Before we start marking some predictions, PyCaret offers the save_model method to save the machine learning model as a pickle file. The following code shows how to save and load the model if you want later to use it in a web service.

Save Model

# save model to disk "hepatitis_model.pkl"
save_model(best, "hepatitis_model")

Load Model

from pycaret.classification import load_model

# load model
hepatitis_model = load_model('hepatitis_model')

Prediction of a new Patient

We are simulating a new patient, and we are creating a new pandas data frame with the information needed. the following snippet shows how to submit a new patient for inference.

Create the Data Frame

patient_data = pd.DataFrame()
patient_data = patient_data.append({
    'Age': 32.00,
    'Sex': 1.00,
    'ALB': 44.30,
    'ALP': 52.30,
    'ALT': 21.70,
    'AST': 22.40,
    'BIL': 17.20,
    'CHE': 4.15,
    'CHOL': 3.57,
    'CREA': 78.00,
    'GGT': 24.10,
    'PROT': 75.40
}, ignore_index=True)

Perform the Prediction

# perform prediction
prediction = predict_model(hepatitis_model, data = patient_data)

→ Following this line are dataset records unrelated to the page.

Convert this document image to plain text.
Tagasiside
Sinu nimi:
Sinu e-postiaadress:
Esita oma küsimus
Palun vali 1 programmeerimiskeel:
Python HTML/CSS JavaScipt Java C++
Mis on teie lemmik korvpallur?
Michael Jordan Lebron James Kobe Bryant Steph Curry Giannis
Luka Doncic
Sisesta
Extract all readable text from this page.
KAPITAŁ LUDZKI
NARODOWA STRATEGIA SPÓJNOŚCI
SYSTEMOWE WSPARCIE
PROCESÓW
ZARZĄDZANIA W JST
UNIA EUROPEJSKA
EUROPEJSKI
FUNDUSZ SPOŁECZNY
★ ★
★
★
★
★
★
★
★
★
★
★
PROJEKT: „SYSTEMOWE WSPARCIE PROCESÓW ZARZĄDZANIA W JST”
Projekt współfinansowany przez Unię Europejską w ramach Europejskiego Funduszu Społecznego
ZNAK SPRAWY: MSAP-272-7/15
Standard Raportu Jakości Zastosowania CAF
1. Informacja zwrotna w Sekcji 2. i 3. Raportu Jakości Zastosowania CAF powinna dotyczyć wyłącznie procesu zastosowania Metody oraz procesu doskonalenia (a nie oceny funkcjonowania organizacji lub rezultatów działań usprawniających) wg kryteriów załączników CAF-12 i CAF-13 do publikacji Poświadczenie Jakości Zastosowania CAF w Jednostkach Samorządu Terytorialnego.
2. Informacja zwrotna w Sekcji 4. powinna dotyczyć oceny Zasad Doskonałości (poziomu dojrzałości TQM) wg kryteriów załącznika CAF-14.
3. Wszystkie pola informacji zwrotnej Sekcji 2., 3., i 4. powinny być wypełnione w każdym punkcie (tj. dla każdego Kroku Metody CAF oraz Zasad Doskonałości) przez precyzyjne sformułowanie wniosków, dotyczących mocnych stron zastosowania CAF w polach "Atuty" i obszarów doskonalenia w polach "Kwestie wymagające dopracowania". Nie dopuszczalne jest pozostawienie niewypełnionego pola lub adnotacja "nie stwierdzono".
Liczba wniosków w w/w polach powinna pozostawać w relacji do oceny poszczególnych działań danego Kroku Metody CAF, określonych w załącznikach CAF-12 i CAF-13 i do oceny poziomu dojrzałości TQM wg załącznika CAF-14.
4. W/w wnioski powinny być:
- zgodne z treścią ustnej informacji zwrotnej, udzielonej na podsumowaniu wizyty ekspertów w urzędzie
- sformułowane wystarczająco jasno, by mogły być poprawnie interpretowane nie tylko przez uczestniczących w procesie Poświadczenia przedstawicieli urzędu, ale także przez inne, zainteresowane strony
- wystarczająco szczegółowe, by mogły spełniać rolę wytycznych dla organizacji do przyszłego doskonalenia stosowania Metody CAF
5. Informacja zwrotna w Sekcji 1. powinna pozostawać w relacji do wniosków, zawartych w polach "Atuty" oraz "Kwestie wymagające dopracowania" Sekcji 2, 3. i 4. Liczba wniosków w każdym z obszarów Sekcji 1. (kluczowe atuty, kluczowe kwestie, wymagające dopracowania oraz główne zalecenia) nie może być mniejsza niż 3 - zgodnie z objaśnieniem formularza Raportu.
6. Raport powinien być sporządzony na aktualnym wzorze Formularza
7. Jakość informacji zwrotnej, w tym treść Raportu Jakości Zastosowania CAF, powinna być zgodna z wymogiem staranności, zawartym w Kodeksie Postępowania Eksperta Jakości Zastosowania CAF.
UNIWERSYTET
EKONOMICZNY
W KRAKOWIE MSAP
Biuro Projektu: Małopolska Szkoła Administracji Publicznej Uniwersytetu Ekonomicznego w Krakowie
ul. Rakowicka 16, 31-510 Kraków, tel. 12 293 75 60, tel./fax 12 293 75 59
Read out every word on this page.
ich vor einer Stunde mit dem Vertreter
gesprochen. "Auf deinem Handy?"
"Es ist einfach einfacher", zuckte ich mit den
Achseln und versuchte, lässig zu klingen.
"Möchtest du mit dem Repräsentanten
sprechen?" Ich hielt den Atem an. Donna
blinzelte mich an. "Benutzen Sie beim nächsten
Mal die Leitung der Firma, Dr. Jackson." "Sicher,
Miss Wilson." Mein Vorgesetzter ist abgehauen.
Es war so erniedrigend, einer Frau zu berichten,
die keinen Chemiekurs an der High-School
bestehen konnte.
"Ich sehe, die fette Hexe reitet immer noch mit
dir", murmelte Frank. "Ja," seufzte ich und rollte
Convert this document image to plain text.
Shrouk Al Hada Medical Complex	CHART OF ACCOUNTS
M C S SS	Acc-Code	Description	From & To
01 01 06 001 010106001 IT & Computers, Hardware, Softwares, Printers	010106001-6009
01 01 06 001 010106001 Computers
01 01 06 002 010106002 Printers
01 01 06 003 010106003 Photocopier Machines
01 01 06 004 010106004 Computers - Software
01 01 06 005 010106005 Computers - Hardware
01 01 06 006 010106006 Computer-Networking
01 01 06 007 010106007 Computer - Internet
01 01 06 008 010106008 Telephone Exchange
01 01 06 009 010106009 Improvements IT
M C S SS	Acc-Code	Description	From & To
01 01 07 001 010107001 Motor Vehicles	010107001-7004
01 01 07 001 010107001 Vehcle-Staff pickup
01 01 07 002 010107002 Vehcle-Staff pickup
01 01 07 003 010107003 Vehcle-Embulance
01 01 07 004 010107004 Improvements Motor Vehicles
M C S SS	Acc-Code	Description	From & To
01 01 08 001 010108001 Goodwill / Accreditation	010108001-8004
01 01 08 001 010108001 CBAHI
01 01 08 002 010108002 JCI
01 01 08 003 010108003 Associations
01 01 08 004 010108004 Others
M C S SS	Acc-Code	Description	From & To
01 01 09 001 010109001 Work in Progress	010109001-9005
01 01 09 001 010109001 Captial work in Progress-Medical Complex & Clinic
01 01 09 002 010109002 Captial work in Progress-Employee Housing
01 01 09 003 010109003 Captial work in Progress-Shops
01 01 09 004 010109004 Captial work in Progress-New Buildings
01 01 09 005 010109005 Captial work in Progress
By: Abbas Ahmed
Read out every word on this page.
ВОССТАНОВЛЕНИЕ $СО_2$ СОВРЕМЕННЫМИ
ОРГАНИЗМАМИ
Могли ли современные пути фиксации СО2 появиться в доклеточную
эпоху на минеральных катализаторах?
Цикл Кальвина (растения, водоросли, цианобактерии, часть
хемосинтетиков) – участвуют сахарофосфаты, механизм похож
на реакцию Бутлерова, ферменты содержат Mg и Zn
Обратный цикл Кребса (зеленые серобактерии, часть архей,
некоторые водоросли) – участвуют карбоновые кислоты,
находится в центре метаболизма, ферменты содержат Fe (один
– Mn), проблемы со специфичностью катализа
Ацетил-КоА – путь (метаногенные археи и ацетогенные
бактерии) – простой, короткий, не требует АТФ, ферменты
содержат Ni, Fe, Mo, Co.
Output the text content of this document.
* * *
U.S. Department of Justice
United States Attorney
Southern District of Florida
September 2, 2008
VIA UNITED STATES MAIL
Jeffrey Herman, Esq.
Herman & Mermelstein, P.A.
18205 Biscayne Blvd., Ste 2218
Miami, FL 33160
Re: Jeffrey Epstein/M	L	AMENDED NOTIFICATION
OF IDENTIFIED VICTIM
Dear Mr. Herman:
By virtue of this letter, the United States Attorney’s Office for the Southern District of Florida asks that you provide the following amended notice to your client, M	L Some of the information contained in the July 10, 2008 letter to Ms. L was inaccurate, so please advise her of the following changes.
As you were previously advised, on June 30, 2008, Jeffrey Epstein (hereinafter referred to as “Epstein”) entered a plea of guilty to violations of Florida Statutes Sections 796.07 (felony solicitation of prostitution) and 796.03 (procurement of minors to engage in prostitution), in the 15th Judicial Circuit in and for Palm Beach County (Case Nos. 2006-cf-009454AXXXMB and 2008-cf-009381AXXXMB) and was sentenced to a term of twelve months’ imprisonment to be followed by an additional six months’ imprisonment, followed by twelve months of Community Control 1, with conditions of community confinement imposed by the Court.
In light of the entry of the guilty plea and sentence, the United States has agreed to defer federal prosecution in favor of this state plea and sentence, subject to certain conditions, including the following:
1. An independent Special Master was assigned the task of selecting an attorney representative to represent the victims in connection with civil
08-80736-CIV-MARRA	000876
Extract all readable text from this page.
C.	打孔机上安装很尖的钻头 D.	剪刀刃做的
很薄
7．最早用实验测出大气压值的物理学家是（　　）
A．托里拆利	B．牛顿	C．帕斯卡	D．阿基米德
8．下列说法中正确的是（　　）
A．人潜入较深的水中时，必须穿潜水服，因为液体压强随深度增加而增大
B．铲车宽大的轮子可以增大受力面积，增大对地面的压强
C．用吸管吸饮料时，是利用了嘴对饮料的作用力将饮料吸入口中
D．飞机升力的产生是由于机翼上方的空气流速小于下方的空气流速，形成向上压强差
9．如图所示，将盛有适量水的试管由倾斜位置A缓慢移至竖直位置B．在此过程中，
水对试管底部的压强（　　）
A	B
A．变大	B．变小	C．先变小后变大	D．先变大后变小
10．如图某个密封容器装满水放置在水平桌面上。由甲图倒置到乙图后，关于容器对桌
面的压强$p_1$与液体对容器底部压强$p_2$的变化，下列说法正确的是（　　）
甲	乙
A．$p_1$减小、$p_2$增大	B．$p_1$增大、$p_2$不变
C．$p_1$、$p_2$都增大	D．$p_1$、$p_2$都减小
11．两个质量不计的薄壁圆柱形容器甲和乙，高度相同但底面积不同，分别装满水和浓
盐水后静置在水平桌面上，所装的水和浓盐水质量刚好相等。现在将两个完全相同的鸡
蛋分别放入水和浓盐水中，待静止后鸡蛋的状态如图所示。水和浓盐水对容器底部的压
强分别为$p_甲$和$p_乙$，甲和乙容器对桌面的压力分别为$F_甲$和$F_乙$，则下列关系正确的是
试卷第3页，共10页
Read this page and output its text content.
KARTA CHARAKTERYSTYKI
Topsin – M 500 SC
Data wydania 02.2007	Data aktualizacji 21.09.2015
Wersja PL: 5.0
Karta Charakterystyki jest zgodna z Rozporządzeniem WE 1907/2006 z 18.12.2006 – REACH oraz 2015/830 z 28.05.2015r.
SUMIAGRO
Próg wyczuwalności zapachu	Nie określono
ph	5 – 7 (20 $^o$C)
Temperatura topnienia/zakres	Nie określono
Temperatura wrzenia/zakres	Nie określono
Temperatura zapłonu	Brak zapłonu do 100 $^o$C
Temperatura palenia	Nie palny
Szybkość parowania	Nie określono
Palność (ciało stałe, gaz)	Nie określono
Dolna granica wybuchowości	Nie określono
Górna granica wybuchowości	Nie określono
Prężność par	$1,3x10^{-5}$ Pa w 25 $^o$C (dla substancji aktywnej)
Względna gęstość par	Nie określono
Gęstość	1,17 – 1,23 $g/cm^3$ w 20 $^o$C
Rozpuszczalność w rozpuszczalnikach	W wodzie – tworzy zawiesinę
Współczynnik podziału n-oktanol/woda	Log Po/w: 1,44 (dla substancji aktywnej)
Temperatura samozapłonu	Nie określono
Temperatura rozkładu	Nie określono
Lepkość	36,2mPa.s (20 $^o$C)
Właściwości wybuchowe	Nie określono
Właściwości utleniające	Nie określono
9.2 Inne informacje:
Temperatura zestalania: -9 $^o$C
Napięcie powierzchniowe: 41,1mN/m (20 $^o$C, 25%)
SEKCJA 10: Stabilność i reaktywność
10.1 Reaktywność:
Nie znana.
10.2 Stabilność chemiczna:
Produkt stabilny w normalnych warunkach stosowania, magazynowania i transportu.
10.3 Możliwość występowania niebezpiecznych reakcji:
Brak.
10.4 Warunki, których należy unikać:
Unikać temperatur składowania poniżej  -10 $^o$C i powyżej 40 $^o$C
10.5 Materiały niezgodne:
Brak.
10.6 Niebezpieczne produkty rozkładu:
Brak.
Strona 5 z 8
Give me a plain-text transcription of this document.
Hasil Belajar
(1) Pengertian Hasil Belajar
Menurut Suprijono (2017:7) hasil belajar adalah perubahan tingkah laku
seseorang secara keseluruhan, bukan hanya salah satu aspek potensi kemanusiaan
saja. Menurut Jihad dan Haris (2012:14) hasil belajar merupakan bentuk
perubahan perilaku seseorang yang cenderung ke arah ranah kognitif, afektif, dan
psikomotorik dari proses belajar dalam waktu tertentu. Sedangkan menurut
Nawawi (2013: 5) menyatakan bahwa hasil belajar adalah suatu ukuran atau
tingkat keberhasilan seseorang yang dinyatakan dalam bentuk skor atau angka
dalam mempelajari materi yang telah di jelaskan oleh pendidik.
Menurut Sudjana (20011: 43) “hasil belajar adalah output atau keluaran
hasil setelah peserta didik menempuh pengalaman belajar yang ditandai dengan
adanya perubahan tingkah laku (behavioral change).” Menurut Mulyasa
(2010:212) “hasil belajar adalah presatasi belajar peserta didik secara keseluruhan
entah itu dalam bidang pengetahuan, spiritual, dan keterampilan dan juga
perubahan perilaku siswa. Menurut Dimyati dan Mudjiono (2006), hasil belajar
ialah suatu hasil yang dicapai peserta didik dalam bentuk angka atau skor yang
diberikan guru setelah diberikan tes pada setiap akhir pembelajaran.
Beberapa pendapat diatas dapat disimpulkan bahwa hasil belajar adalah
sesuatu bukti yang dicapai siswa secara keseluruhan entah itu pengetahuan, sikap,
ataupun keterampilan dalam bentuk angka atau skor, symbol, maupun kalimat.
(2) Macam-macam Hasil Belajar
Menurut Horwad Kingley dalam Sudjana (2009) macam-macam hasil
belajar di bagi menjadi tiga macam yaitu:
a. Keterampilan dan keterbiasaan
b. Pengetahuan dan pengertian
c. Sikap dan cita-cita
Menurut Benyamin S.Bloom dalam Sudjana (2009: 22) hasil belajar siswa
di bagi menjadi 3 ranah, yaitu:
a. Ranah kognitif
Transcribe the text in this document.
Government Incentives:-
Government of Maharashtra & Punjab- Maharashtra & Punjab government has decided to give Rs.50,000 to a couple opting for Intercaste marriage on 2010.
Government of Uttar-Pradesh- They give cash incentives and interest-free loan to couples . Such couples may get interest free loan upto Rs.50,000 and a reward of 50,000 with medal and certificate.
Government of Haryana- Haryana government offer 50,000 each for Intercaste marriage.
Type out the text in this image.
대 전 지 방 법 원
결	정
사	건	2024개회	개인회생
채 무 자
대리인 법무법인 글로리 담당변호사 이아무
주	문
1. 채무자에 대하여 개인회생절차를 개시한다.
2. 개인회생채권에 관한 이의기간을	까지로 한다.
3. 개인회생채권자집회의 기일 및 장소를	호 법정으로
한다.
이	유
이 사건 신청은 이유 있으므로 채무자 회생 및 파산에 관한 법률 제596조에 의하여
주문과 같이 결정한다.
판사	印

print('Patient was CLASSIFIED as:', classes[prediction.Label[0]])

The outcome of this prediction is: Patient was CLASSIFIED as: Blood Donor.

Summary

The PyCaret POC demonstrated a 0.9395 accuracy and 0.9270 F1-Score for predicting the classes in the diabetes dataset. This is way much better than the results shown by Hoffmann et al. Although this is a promising result, this code is still a POC and should not be used for production purposes until further evaluation by medical experts (I am, unfortunately, the wrong type of doctor here for medical and clinical approval!)